First Lady of Ukraine Olena Zelenska took part in the debate held under the urgent procedure at the plenary meeting of the second part of the session of the Parliamentary Assembly of the Council of Europe. During the meeting, a report was heard and a draft resolution was adopted on the situation of Ukrainian civilians, including children, forcibly displaced or resettled to the Russian Federation or to the Ukrainian territories under the effective control of the Russian Federation.
The draft resolution is being prepared within the PACE Committee on Migration, Refugees and Displaced Persons. The speaker is Paulo Pisco (Portugal, SOC).
The President's wife thanked the participants of the PACE plenary session for their attention to the issue of forced deportation of Ukrainian children.
"This topic is very painful for Ukraine. Thank you for joining the fight for our children and their childhood. We have a saying: "There are no other people's children". You prove it by being here now," the President's wife said.
Olena Zelenska told the stories of children abducted by the Russian occupiers. 12-year-old Sashko was with his mother Snizhana in Mariupol when the city was surrounded by the Russian military. Together they survived terrible shelling, lack of water, heat, hunger, and Sasha's injury. Until they were separated by the Russians. They were not even allowed to say goodbye. The boy was told that his mother had abandoned him. Sashko was rescued, but his mother is still in captivity of the Russian occupiers.
12-year-old Kira was also with her father in Mariupol when the Russians began to destroy the city. Her father, the former captain of the Ukrainian water polo team, Yevhen Obedinsky, was killed in the bombing. The girl was taken by the occupiers to Donetsk. Thanks to the enormous efforts of the state, public figures, and dozens of people who cared, Kira was returned to her grandparents.

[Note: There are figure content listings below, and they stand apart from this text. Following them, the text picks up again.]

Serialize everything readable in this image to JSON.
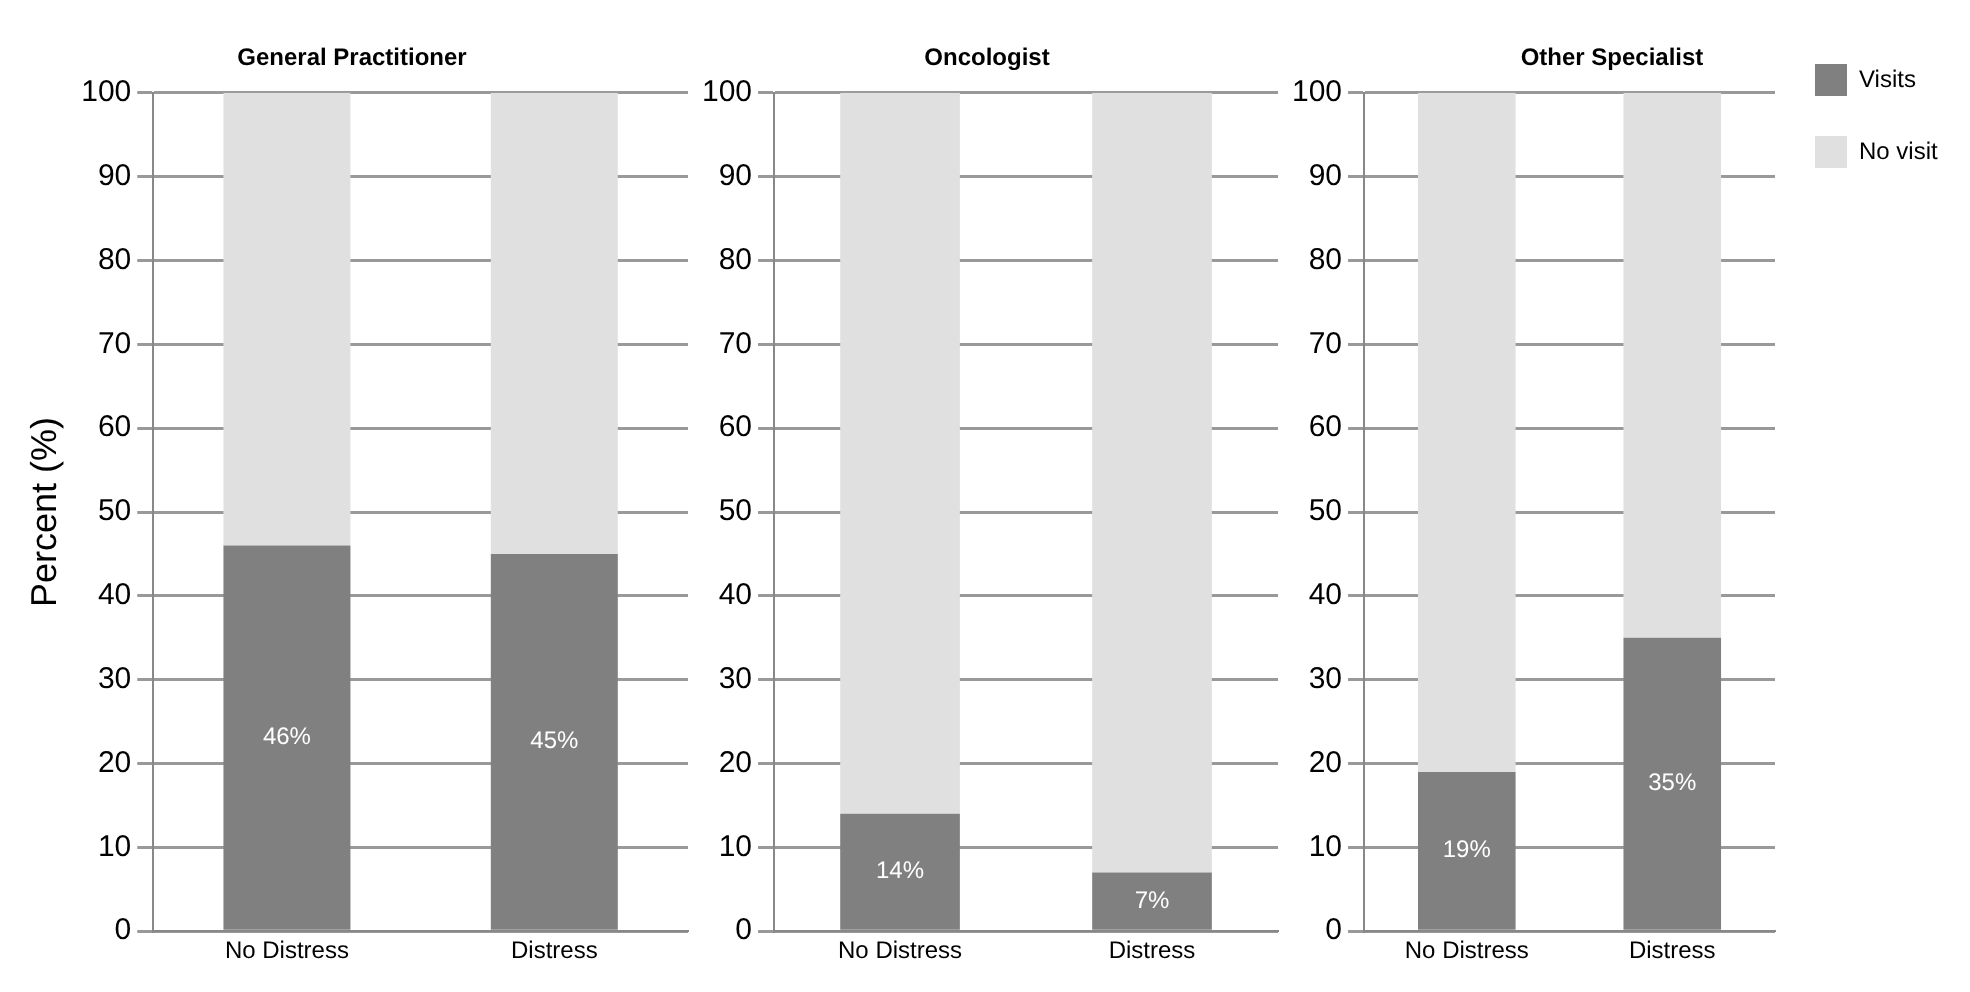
{
  "chart_data": [
    {
      "type": "bar",
      "title": "General Practitioner",
      "ylabel": "Percent (%)",
      "categories": [
        "No Distress",
        "Distress"
      ],
      "stacked": true,
      "ylim": [
        0,
        100
      ],
      "yticks": [
        0,
        10,
        20,
        30,
        40,
        50,
        60,
        70,
        80,
        90,
        100
      ],
      "grid": "y",
      "legend": false,
      "series": [
        {
          "color": "#808080",
          "values": [
            46,
            45
          ],
          "value_labels": [
            "46%",
            "45%"
          ]
        },
        {
          "color": "#e0e0e0",
          "values": [
            54,
            55
          ]
        }
      ]
    },
    {
      "type": "bar",
      "title": "Oncologist",
      "categories": [
        "No Distress",
        "Distress"
      ],
      "stacked": true,
      "ylim": [
        0,
        100
      ],
      "yticks": [
        0,
        10,
        20,
        30,
        40,
        50,
        60,
        70,
        80,
        90,
        100
      ],
      "grid": "y",
      "legend": false,
      "series": [
        {
          "color": "#808080",
          "values": [
            14,
            7
          ],
          "value_labels": [
            "14%",
            "7%"
          ]
        },
        {
          "color": "#e0e0e0",
          "values": [
            86,
            93
          ]
        }
      ]
    },
    {
      "type": "bar",
      "title": "Other Specialist",
      "categories": [
        "No Distress",
        "Distress"
      ],
      "stacked": true,
      "ylim": [
        0,
        100
      ],
      "yticks": [
        0,
        10,
        20,
        30,
        40,
        50,
        60,
        70,
        80,
        90,
        100
      ],
      "grid": "y",
      "legend": "right",
      "series": [
        {
          "name": "Visits",
          "color": "#808080",
          "values": [
            19,
            35
          ],
          "value_labels": [
            "19%",
            "35%"
          ]
        },
        {
          "name": "No visit",
          "color": "#e0e0e0",
          "values": [
            81,
            65
          ]
        }
      ]
    }
  ]
}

Another family - father Yevhen, son Matvii, little Sviatoslav and Oleksandra - is also from Mariupol. After the destruction of the city, the occupiers began the process of so-called filtration of the surviving residents. Dad was thrown into prison, and the children were taken to an orphanage. For several months they knew nothing about each other. The children were found in a boarding house near Moscow on the eve of their adoption by Russians.
"These stories show all this terrible technology, how the occupiers abduct Ukrainian children. Most often, by killing their parents or forcibly separating them from their families. They also take away entire orphanages and boarding schools," the First Lady said.
She emphasized that these are stories with a good ending, when the children were returned. There are currently 361 of them.
"But there is a figure that is even more appalling - 19,390. This is the number of children who are still in Russian captivity. And this is only the data that has been confirmed. But even this number is not final, because what happens to children in the occupied territories is unknown. Behind each figure is a broken life not only of a child, but also of his or her entire family, of all those who have not had peace for months," Olena Zelenska noted.
"This is violence that is going on right now. Because right now, some child, like Sashko, is being lied to, that he is not needed, that he has been abandoned. Some child, like Kira, is crying for her parents who were killed in front of her eyes. Some children, like Matvii and his sisters, are being prepared for forced adoption. Right now they have no contact with their loved ones," she added.
The President's wife emphasized that every day, every hour in captivity breaks the psyche of children and families, costs health and lives. Therefore, Ukraine needs not only the world's concern, but also all possible effective assistance for their liberation.
"I ask you to treat this as a challenge to all our common values. Our idea of good and evil. This is the case when salvation is possible only through the efforts of the whole world. Let us become such a world for our children. Let's make them believe in the world and its people again, so that after everything they have been through, they can regain their trust," Olena Zelenska said.